Городецкий дополнительно помертвел – и предпринял отчаянную попытку дематериализоваться. Только напрасно он изводил себя: «Первый» даже пепельницу на столе удостаивал большего внимания.
– Я не о паспортных данных.
Первый опять «не справился с весом», и вернул тяжёлый взгляд на стол. Но булыжники его слов намертво придавили Городецкого, тщетно пытающегося слиться с «окружающей средой». Хорошо ещё, что тот успел сгруппироваться и отчасти трансформироваться в духа бесплотного.
– Значит, Вы и есть знаменитый «диссидент от прокуратуры»?
– Польщён, гражданин начальник, – приторно улыбнулся Иванов. – «Диссиденты» – не самые бесполезные люди.
Была у Александра Сергеевича нехорошая – и очень вредная для здоровья – привычка: сразу же «лезть в бутылку». Другой на его месте промолчал бы, «прикинулся пиджачком», изобразил мертвенную бледность. Словом, отреагировал адекватно обстоятельствам. Но у Иванова всё было – как у того прапорщика из анекдота: «Здесь Вам не тут!». От любых намёков на чью-то высокопоставленность и собственную подчинённость он заводился «с полуоборота». И дальше «несло» его так, что «об остановиться» и речи уже не было.
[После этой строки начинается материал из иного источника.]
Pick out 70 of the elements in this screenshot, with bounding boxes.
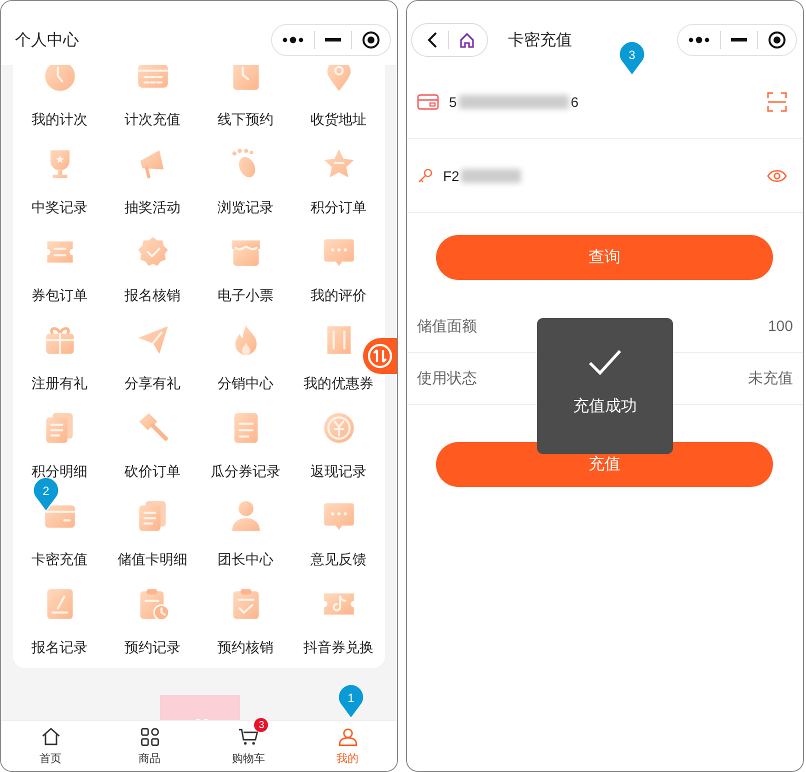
tab-bar-item[interactable]: 购物车 3	[199, 721, 298, 771]
info-label: 使用状态	[417, 369, 477, 388]
back-icon[interactable]	[426, 31, 438, 49]
menu-item-label[interactable]: 意见反馈	[310, 549, 366, 569]
tab-bar-item[interactable]: 商品	[100, 721, 199, 771]
menu-item-label[interactable]: 报名核销	[124, 285, 180, 305]
info-value: 100	[768, 318, 793, 335]
menu-item-label[interactable]: 分销中心	[218, 373, 274, 393]
menu-item-label[interactable]: 计次充值	[124, 109, 180, 129]
menu-item-label[interactable]: 报名记录	[32, 637, 88, 657]
menu-item-label[interactable]: 我的评价	[310, 285, 366, 305]
menu-item-label[interactable]: 砍价订单	[124, 461, 180, 481]
menu-item-label[interactable]: 电子小票	[218, 285, 274, 305]
page-title: 个人中心	[15, 30, 80, 50]
more-icon[interactable]	[688, 35, 710, 45]
menu-item-label[interactable]: 抖音券兑换	[304, 637, 374, 657]
person-icon	[336, 726, 358, 748]
menu-item-label[interactable]: 分享有礼	[124, 373, 180, 393]
close-icon[interactable]	[362, 31, 380, 49]
card-icon	[417, 94, 439, 110]
pin-number-label: 1	[346, 690, 356, 707]
cart-icon	[238, 726, 260, 748]
menu-item-label[interactable]: 瓜分券记录	[210, 461, 280, 481]
home-icon	[40, 726, 62, 748]
page-title: 卡密充值	[508, 30, 573, 50]
info-value: 未充值	[748, 369, 793, 388]
menu-item-label[interactable]: 卡密充值	[32, 549, 88, 569]
blurred-text	[461, 168, 522, 182]
menu-item-label[interactable]: 券包订单	[32, 285, 88, 305]
menu-item-label[interactable]: 预约核销	[218, 637, 274, 657]
annotation-pin-tooltip	[31, 476, 61, 512]
more-icon[interactable]	[282, 35, 304, 45]
menu-item-label[interactable]: 浏览记录	[218, 197, 274, 217]
minimize-icon[interactable]	[325, 38, 341, 42]
yen-coin-icon[interactable]	[322, 411, 356, 445]
toast-message: 充值成功	[573, 396, 637, 417]
menu-item-label[interactable]: 积分订单	[310, 197, 366, 217]
password-field[interactable]: F2	[443, 168, 757, 184]
clock-icon[interactable]	[42, 65, 76, 93]
menu-item-label[interactable]: 注册有礼	[32, 373, 88, 393]
menu-item-label[interactable]: 积分明细	[32, 461, 88, 481]
card-number-field[interactable]: 5 6	[449, 94, 757, 110]
home-icon[interactable]	[459, 32, 475, 48]
field-value: F2	[443, 168, 460, 184]
swap-icon	[367, 343, 393, 369]
menu-item-label[interactable]: 收货地址	[310, 109, 366, 129]
close-icon[interactable]	[768, 31, 786, 49]
menu-item-label[interactable]: 返现记录	[310, 461, 366, 481]
menu-item-label[interactable]: 线下预约	[218, 109, 274, 129]
field-value: 6	[570, 94, 579, 110]
menu-item-label[interactable]: 抽奖活动	[124, 197, 180, 217]
menu-item-label[interactable]: 我的计次	[32, 109, 88, 129]
menu-item-label[interactable]: 储值卡明细	[118, 549, 188, 569]
menu-item-label[interactable]: 团长中心	[218, 549, 274, 569]
key-icon	[417, 168, 433, 184]
badge-check-icon[interactable]	[136, 235, 170, 269]
eye-icon[interactable]	[767, 168, 787, 182]
tab-bar-item[interactable]: 首页	[1, 721, 100, 771]
info-label: 储值面额	[417, 317, 477, 336]
minimize-icon[interactable]	[731, 38, 747, 42]
pin-number-label: 2	[42, 483, 50, 500]
scan-icon[interactable]	[767, 92, 787, 112]
checkmark-icon	[587, 348, 623, 378]
menu-item-label[interactable]: 中奖记录	[32, 197, 88, 217]
grid-icon	[138, 726, 160, 748]
menu-item-label[interactable]: 我的优惠券	[304, 373, 374, 393]
pin-number-label: 3	[628, 47, 636, 64]
field-value: 5	[449, 94, 457, 110]
cart-count-badge: 3	[254, 718, 268, 732]
menu-item-label[interactable]: 预约记录	[124, 637, 180, 657]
И ведь понимал Александр Сергеевич, что «язык мой – враг мой» – а ничего не мог поделать ни с собой, ни с ним, вражиной.
Первый улыбнулся – нехорошо и даже многообещающе.
– Узнаю орла по полёту…
– Но у добра молодца не одни сопли в ассортименте, – не задержался Иванов: «уже несло».
– Не понял, – как раз, всё понял «товарищ Первый».
– Если бы это было не так, Вы бы не стали подвергать меня «кулинарной обработке».
Весь диалог «по лезвию ножа» Заведующий старательно «отсутствовал наличным имуществом»: «ничего не вижу, ничего не слышу, ничего никому не скажу». К чести Первого, тот и не собирался подтягивать его к соучастию: вероятно, знал цену и неокупаемость затрат.
– Ну, что ж – логично, – почти одобрительно хмыкнул «гаулейтер». – «Безумству храбрых поём мы славу». Или – песню?
– Что-то поём…
– Ну-ну, – ещё раз «пообещал» «товарищ Первый». – Тогда – Ваше слово?
– Нет.
Городецкий ещё решительней втянул голову в плечи, стараясь хотя бы таким образом укрыться от «смертоносного огня» начальственных глаз. Но Первый и не собирался расходовать понапрасну драгоценную энергию. Оно и правильно: ещё пригодится – для более «достойных клиентов». Секунд двадцать «от получения афронта» он молча выстукивал из столешницы не определяемый на слух мотив. Наконец, его неожиданно пролетарская с виду ладонь решительно «прихлопнула» сомнения.
– Хорошо! И Вы готовы подписаться под этим?
– Готов.
Иванов и не подумал «убирать с дороги» встречный взгляд.